The impact of poor-quality sleep can go far beyond feeling fatigued during the day. A sleep disorder such as sleep apnea increases the risk of developing serious health issues including type 2 diabetes. Obesity is a contributing risk factor for both sleep apnea and diabetes.
What Is Obstructive Sleep Apnea
Obstructive sleep apnea (OSA) is the most common form of sleep apnea and is caused by an obstruction to the airways as the tissues in the throat relax while you sleep. The tissues collapse to narrow or block the airways leading to breathing difficulties.
The resulting drop in oxygen level in the blood triggers a brief arousal from sleep for air. This can happen multiple times every hour and often leads to excessive daytime fatigue from disrupted sleep. These arousals can be so brief you may not even be aware they are happening.
The Link Between Obstructive Sleep Apnea and Diabetes
Over 50% of people with type 2 diabetes experience OSA. This compares to the population at large, of which up to 17% will experience some degree of sleep apnea. This rapid increase among diabetes sufferers is hard to ignore and is another pointer to a link between the two conditions.
While obesity is a major risk factor in developing diabetes and increases the risk of OSA, the drop in oxygen levels when the airways become blocked due to OSA can worsen diabetes.
This results in an increased level of carbon dioxide in the bloodstream which increases the risk of insulin resistance. Without the appropriate insulin control, you can experience higher blood sugar levels.
This is not the only reason why managing sleep apnea is important in helping manage diabetes and your overall health. Other factors to consider include:
- daytime fatigue can make you more likely to forget to take your medication, placing you at further risk of diabetes complications
- fatigue from a sleep disorder also affects your motivation, so you ditch the exercise or healthy eating habits required to help control diabetes
- left untreated, OSA increases the risk of high blood pressure, stroke and heart disease
Diagnosing Obstructive Sleep Apnea
The National Institutes of Health estimates that 80 million people have sleep apnea, of which 80% remain undiagnosed. This is a disorder that can be treated if diagnosed; yet left unchecked, this can increase the risk of health issues like diabetes. Indeed, those with a more severe degree of OSA, where they awake for air over 30 times every hour, are seen to have poorer control of blood sugar levels.
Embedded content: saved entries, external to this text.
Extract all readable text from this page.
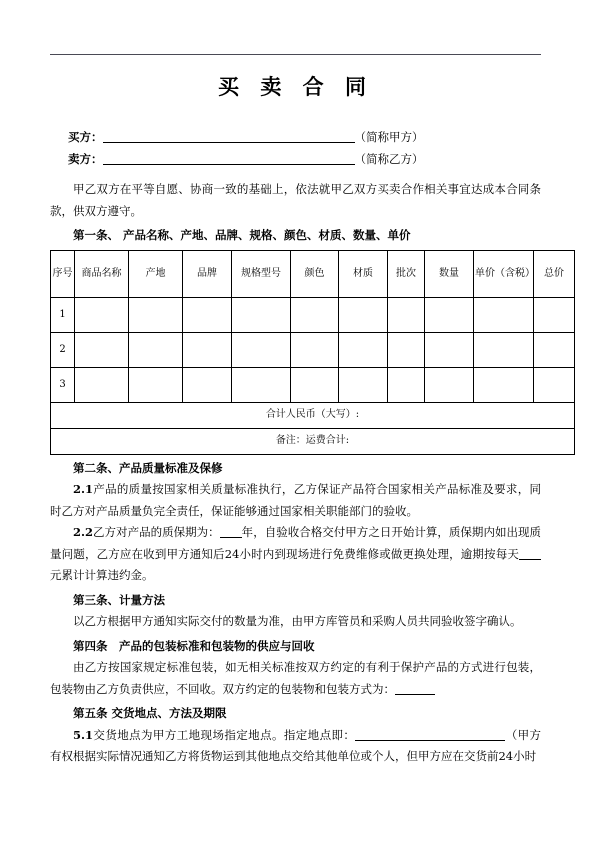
买 卖 合 同
买方：	（简称甲方）
卖方：	（简称乙方）

甲乙双方在平等自愿、协商一致的基础上，依法就甲乙双方买卖合作相关事宜达成本合同条款，供双方遵守。

第一条、 产品名称、产地、品牌、规格、颜色、材质、数量、单价

序号	商品名称	产地	品牌	规格型号	颜色	材质	批次	数量	单价（含税）	总价
1										
2										
3										
合计人民币（大写）:										
备注：运费合计:										

第二条、产品质量标准及保修

2.1产品的质量按国家相关质量标准执行，乙方保证产品符合国家相关产品标准及要求，同时乙方对产品质量负完全责任，保证能够通过国家相关职能部门的验收。

2.2乙方对产品的质保期为： 年，自验收合格交付甲方之日开始计算，质保期内如出现质量问题，乙方应在收到甲方通知后24小时内到现场进行免费维修或做更换处理，逾期按每天元累计计算违约金。

第三条、计量方法

以乙方根据甲方通知实际交付的数量为准，由甲方库管员和采购人员共同验收签字确认。

第四条　产品的包装标准和包装物的供应与回收

由乙方按国家规定标准包装，如无相关标准按双方约定的有利于保护产品的方式进行包装，包装物由乙方负责供应，不回收。双方约定的包装物和包装方式为：

第五条 交货地点、方法及期限

5.1交货地点为甲方工地现场指定地点。指定地点即：	（甲方有权根据实际情况通知乙方将货物运到其他地点交给其他单位或个人，但甲方应在交货前24小时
This symbiotic relationship between the two conditions means a diagnosis of OSA could help you better manage your diabetes, and vice versa. Therefore, it is key for diabetics to be aware of the following symptoms of OSA:
- frequent awakenings from sleep, sometimes gasping for air
- morning headache
- dry throat in the morning
- daytime fatigue
- poor concentration
- mood swings
If you are diabetic and recognize some of these symptoms, you should consult with your healthcare provider. The link between the two conditions could mean that managing one can help to better manage the other.
Managing Both Sleep Apnea and Diabetes
If your health care provider suspects you are experiencing sleep apnea, they can arrange a sleep study – either an at-home sleep study or in a sleep clinic.
Once diagnosed with OSA, your health care provider can recommend the appropriate treatment to manage the severity of your disorder.
Mild to moderate OSA might be managed with some lifestyle changes that are also used to manage diabetes -- particularly where obesity is a major contributing risk factor. Therefore, more exercise and a healthier diet will be recommended.
As OSA results from blocked airways, addressing any sinus issues or allergies may also be key to managing the condition. This could involve ensuring you take prescribed allergy medication -- or adapting your habits and bedroom to minimize your exposure to allergens like pollen, dust mites or pet dander.
Positive airway pressure (PAP) therapy is often prescribed to help treat moderate to severe OSA. The treatment involves a device that supplies pressurized air through a mask worn while you sleep. The air is set to a pressure that keeps your airways open through the night.
By keeping the airway open, PAP eliminates the breathing pauses. This in turn prevents the drop in oxygen level and the rise in carbon dioxide in the bloodstream that can lead to insulin resistance. Therefore, by adhering to PAP therapy, you can better manage both your PAP symptoms and your diabetes.
Can diabetes cause sleep apnea? Each condition can be a contributing risk factor for the other condition. Therefore, it is important that obstructive sleep apnea is diagnosed if you are diabetic.
Managing one condition can help better manage the other -- and therefore treating sleep apnea and returning to nights of uninterrupted sleep may benefit your diabetes management.